三人の中で魔法が使えるのはサクラちゃんだけなのだという。ちなみにサクラちゃんは火属性を持っていた。そういえばここまで火属性って縁がなかったのか全く使ってこなかったな。ファンタジーの一般魔法だというのにね。これからは出番が増えるんじゃなかろうか。爆裂魔法的なとんでも魔法を覚えたい。そうして、サクラちゃんに指導するために僕は火属性魔法を習得しておいた。

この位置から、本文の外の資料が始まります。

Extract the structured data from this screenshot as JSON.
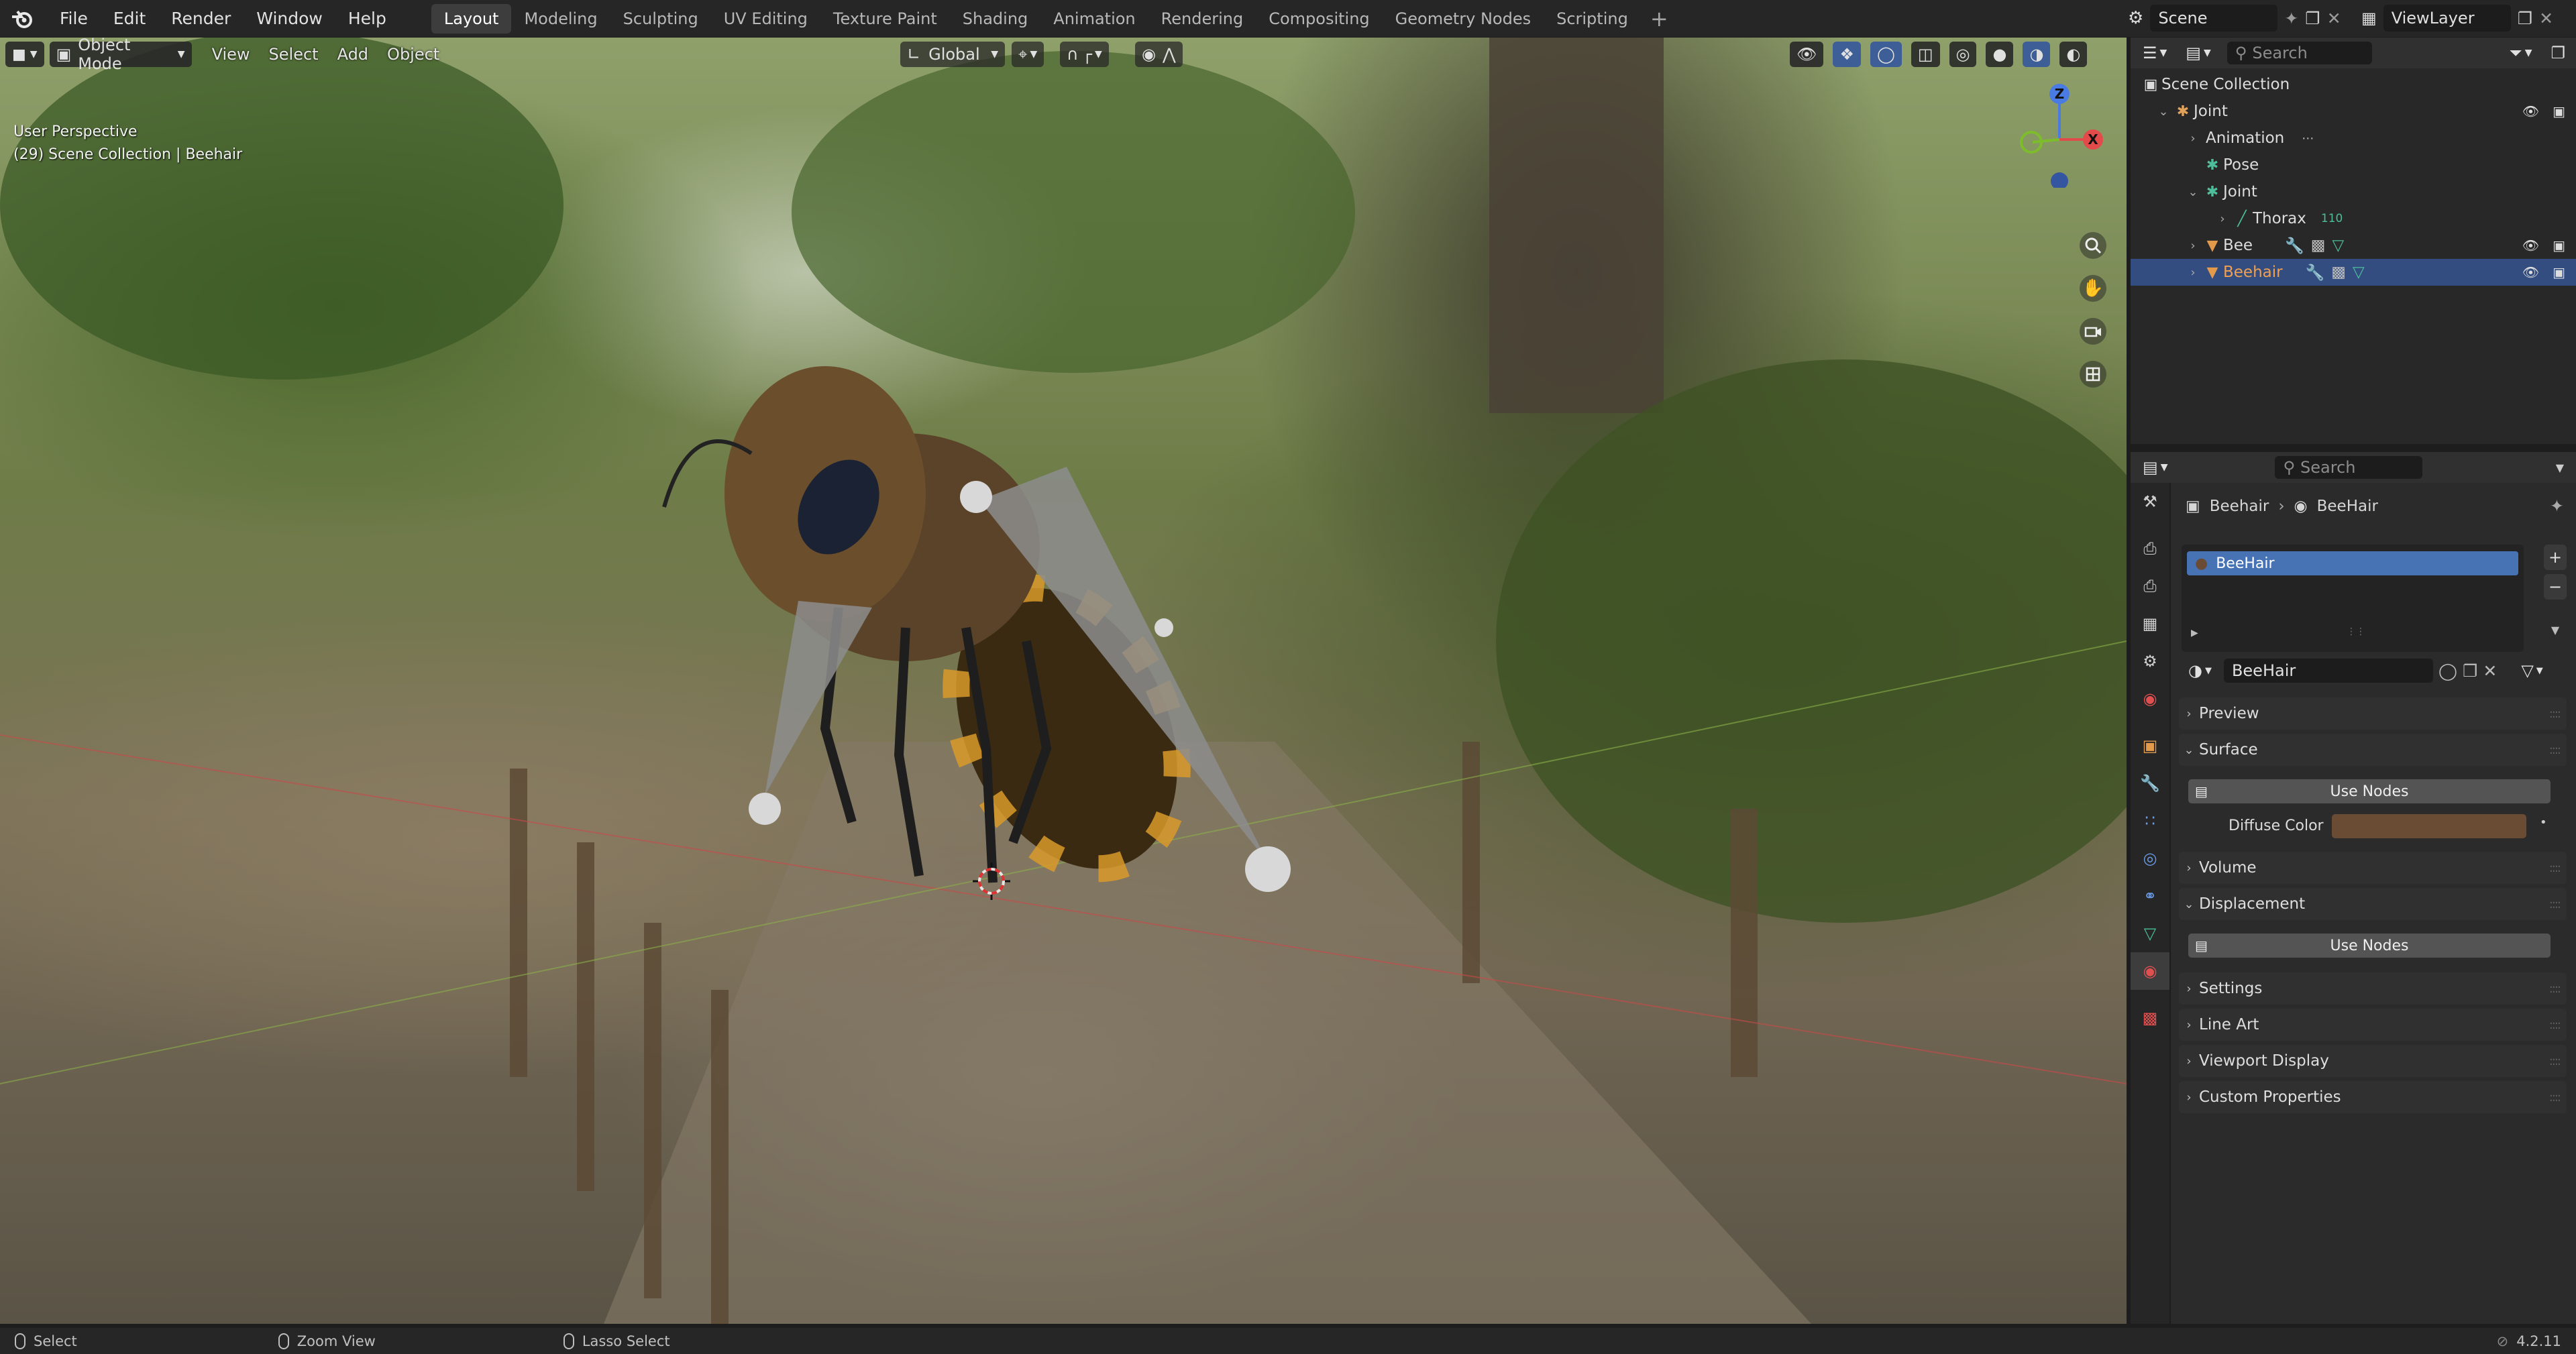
{
  "menu": {
    "items": [
      "File",
      "Edit",
      "Render",
      "Window",
      "Help"
    ]
  },
  "workspaces": {
    "tabs": [
      "Layout",
      "Modeling",
      "Sculpting",
      "UV Editing",
      "Texture Paint",
      "Shading",
      "Animation",
      "Rendering",
      "Compositing",
      "Geometry Nodes",
      "Scripting"
    ],
    "active": "Layout",
    "add_label": "+"
  },
  "scene": {
    "name": "Scene"
  },
  "view_layer": {
    "name": "ViewLayer"
  },
  "viewport": {
    "mode": "Object Mode",
    "menus": [
      "View",
      "Select",
      "Add",
      "Object"
    ],
    "orientation": "Global",
    "info_line1": "User Perspective",
    "info_line2": "(29) Scene Collection | Beehair",
    "gizmo": {
      "z": "Z",
      "x": "X",
      "y": "Y"
    }
  },
  "outliner": {
    "search_placeholder": "Search",
    "rows": [
      {
        "label": "Scene Collection",
        "icon": "collection-icon",
        "indent": 0
      },
      {
        "label": "Joint",
        "icon": "armature-icon",
        "indent": 1,
        "expanded": true
      },
      {
        "label": "Animation",
        "icon": "action-icon",
        "indent": 2
      },
      {
        "label": "Pose",
        "icon": "pose-icon",
        "indent": 2
      },
      {
        "label": "Joint",
        "icon": "armature-data-icon",
        "indent": 2,
        "expanded": true
      },
      {
        "label": "Thorax",
        "icon": "bone-icon",
        "indent": 3,
        "badge": "110"
      },
      {
        "label": "Bee",
        "icon": "mesh-icon",
        "indent": 2
      },
      {
        "label": "Beehair",
        "icon": "mesh-icon",
        "indent": 2,
        "selected": true
      }
    ]
  },
  "properties": {
    "search_placeholder": "Search",
    "breadcrumb_object": "Beehair",
    "breadcrumb_material": "BeeHair",
    "slot_name": "BeeHair",
    "material_name": "BeeHair",
    "panels": {
      "preview": "Preview",
      "surface": "Surface",
      "use_nodes": "Use Nodes",
      "diffuse_label": "Diffuse Color",
      "diffuse_color": "#6a4b34",
      "volume": "Volume",
      "displacement": "Displacement",
      "use_nodes_2": "Use Nodes",
      "settings": "Settings",
      "line_art": "Line Art",
      "viewport_display": "Viewport Display",
      "custom_properties": "Custom Properties"
    }
  },
  "status": {
    "select": "Select",
    "zoom": "Zoom View",
    "lasso": "Lasso Select",
    "version": "4.2.11"
  },
  "colors": {
    "accent": "#4772b3",
    "selection_row": "#334d80",
    "axis_x": "#e34a4a",
    "axis_y": "#7dbd2c",
    "axis_z": "#4a7be3"
  }
}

「じゃあサクラちゃん僕の魔法を見て勉強してね。炎弾!」
撃ち出された炎弾はゆっくりと進みながら分裂を繰り返して広がっていく。それは、目標にしていた岩場に向かって様々な方向から一斉に飛んでいく。
ズガァァァァン!!!!!!
火属性魔法は攻撃力が強いようだ。かなり力を抜いて放ったのだけど岩が粉々に砕けてしまった。
「……………」
「じゃあ、サクラちゃん同じように炎弾を撃ってみて」
「い、今のが炎弾の訳あるかぁぁぁぁ!!!!!」
正真正銘、間違いなく炎弾なんだ。
「まぁ、これが『魔力操作』スキルを活用した初級魔法なんだよ」
「理解出来る範囲のものではないということがわかったわ。『魔力操作』スキルについて詳しく教えて」
「僕もちゃんと教えてあげたいんだけど、先生役に向いていないんだよね。簡単に説明すると、魔法を発動させる前に魔力を頭の中のイメージに変換させて発動させるんだ」
「ちょっと何言ってるのかよくわからないわ」
そうだよね。最初は理解するのがなかなか難しい。こうなると最終手段に出るしかなくなるんだけど。
中学生の女の子には悪い気がするけど。そう、身体で覚えさせるしかないかな。